Venezuelan President Nicolás Maduro embarked today on a three-day tour of Argentina, Brazil and Uruguay, all members of Mercosur (The Common Market of the South). Following Paraguay’s suspension from the free-trade group, Venezuela joined Mercosur last year and will assume the bloc’s temporary presidency for the first time on June 28 during a summit in Montevideo.
During a ceremony on Sunday to commemorate the two-month anniversary of the death of Venezuelan President Hugo Chávez, Maduro announced that he would visit the other Mercosur countries to “continue bringing forward a perfect equation of financial, energy, cultural and political integration.”

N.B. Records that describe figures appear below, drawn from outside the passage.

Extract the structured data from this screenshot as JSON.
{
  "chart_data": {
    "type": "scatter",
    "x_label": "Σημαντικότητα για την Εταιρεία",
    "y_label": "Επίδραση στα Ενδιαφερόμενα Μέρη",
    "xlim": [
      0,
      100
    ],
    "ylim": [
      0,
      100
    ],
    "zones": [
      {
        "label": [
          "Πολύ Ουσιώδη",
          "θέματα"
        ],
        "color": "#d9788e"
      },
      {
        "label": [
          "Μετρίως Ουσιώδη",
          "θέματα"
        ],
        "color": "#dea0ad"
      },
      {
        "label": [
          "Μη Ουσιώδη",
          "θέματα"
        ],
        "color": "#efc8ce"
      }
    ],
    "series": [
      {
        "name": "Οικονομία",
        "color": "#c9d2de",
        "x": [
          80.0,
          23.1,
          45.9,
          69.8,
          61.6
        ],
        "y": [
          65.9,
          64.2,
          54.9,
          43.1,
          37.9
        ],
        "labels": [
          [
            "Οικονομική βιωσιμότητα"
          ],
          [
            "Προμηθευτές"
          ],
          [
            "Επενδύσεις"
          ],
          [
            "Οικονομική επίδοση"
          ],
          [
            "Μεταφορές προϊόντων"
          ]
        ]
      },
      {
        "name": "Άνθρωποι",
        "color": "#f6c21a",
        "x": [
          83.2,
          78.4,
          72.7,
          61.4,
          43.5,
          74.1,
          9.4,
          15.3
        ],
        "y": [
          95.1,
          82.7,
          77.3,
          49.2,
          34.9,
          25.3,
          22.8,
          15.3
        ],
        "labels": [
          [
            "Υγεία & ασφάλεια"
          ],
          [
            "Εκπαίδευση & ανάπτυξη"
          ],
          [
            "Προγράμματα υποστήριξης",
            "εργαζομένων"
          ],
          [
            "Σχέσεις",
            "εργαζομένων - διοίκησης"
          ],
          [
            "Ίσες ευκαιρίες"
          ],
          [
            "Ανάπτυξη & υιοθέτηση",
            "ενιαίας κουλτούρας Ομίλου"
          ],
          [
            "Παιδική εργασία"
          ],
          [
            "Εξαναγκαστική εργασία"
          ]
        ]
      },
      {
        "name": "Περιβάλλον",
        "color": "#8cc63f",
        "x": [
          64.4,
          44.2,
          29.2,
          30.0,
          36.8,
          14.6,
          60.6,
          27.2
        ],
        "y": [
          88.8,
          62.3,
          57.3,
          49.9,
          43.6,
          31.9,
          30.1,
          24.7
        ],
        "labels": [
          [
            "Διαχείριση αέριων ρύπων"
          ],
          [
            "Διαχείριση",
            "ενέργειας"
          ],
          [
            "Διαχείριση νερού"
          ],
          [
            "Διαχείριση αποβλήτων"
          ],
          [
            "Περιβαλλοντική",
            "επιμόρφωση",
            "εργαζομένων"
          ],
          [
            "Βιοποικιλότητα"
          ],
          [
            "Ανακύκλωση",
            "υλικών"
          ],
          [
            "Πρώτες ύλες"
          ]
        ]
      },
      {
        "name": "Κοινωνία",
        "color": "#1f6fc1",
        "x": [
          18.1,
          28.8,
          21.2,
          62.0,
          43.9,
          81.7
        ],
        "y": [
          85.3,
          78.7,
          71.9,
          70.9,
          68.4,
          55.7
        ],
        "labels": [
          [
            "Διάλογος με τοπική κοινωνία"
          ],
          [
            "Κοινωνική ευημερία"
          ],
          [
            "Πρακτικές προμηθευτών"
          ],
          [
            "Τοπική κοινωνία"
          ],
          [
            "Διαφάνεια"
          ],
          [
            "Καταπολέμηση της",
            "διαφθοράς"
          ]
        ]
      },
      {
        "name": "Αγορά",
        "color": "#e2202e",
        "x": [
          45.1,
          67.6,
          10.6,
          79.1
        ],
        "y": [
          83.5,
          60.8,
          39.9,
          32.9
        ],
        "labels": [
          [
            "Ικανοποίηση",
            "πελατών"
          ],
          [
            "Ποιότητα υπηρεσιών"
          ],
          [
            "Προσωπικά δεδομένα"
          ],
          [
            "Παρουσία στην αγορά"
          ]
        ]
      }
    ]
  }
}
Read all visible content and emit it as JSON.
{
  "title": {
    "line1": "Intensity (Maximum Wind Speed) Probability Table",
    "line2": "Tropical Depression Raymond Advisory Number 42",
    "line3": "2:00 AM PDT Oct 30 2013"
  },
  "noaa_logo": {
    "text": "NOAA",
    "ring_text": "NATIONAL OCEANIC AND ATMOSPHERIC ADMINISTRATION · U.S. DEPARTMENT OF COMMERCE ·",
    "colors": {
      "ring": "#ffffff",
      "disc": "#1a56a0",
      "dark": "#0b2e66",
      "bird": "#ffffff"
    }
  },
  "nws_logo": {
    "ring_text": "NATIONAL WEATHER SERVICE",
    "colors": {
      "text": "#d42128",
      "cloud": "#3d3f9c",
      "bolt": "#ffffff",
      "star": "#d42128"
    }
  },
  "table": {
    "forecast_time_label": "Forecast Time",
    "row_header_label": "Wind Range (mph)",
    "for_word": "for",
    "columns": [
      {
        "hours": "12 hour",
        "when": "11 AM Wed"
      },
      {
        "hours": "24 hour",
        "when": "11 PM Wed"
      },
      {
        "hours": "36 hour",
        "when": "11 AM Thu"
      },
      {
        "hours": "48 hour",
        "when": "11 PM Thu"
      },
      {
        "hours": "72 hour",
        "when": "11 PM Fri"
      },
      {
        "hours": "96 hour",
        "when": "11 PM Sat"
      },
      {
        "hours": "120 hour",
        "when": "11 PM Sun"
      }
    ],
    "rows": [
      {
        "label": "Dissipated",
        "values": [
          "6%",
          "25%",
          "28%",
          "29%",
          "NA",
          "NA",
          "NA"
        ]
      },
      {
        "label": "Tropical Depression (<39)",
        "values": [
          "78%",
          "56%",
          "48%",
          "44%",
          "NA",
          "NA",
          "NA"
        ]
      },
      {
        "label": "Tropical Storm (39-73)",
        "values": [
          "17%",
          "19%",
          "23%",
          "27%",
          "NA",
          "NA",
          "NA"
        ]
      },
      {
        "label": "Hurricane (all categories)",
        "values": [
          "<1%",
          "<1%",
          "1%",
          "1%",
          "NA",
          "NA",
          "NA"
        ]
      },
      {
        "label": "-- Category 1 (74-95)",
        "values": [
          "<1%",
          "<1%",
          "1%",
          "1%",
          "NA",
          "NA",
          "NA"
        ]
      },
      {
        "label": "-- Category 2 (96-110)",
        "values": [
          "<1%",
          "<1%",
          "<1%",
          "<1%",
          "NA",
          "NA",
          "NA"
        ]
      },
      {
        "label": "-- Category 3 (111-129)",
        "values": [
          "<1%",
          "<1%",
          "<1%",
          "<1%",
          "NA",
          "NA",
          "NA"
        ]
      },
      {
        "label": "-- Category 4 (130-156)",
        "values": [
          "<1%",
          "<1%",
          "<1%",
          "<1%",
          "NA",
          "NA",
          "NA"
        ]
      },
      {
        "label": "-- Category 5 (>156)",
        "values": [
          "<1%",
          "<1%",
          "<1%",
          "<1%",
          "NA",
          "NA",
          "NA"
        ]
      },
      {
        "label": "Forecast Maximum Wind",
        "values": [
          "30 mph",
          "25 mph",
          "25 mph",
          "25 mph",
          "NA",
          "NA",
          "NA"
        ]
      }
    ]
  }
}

In Uruguay, Maduro will meet with Uruguayan President José Mujica, as well as former Uruguayan President Tabaré Vázquez, union leaders and the electrical transformer company Urutransfor. Members of the Uruguayan opposition have criticized Maduro’s visit as “tactless and inconvenient” because of the current political tensions that exist in Venezuela. Later this week, Maduro will meet Argentine President Cristina Fernández de Kirchner in Buenos Aires and Brazilian President Dilma Rousseff in Brasilia to discuss the next steps for the regional bloc.The Venezuelan president’s tour is seen by the Venezuelan opposition as an attempt to legitimize Maduro’s presidency following the controversial April 14 elections in which the United Socialist Party of Venezuela (Partido Socialista Unido de Venezuela—PSUV) candidate and political heir of Hugo Chávez defeated opposition candidate Henrique Capriles by a margin of less than two percentage points. Following the election, the opposition has called for an audit of the electoral results, claiming that there were a number of irregularities during the vote that potentially affected millions of ballots.
Yesterday, Venezuela’s National Electoral Council (Consejo Nacional Electoral—CNE) began an expanded audit of the results. The electoral authority will examine 350 ballot boxes a day over the next month for a total of 10,500 ballot boxes, auditing around 46 percent of the total vote tally. The audit will be observed by CNE officials and members of the PSUV and other political parties, but the opposition will not take part in the audit because it does not accept the terms of the process. On Thursday, Capriles filed a legal appeal to challenge the outcome of the country’s recent presidential elections.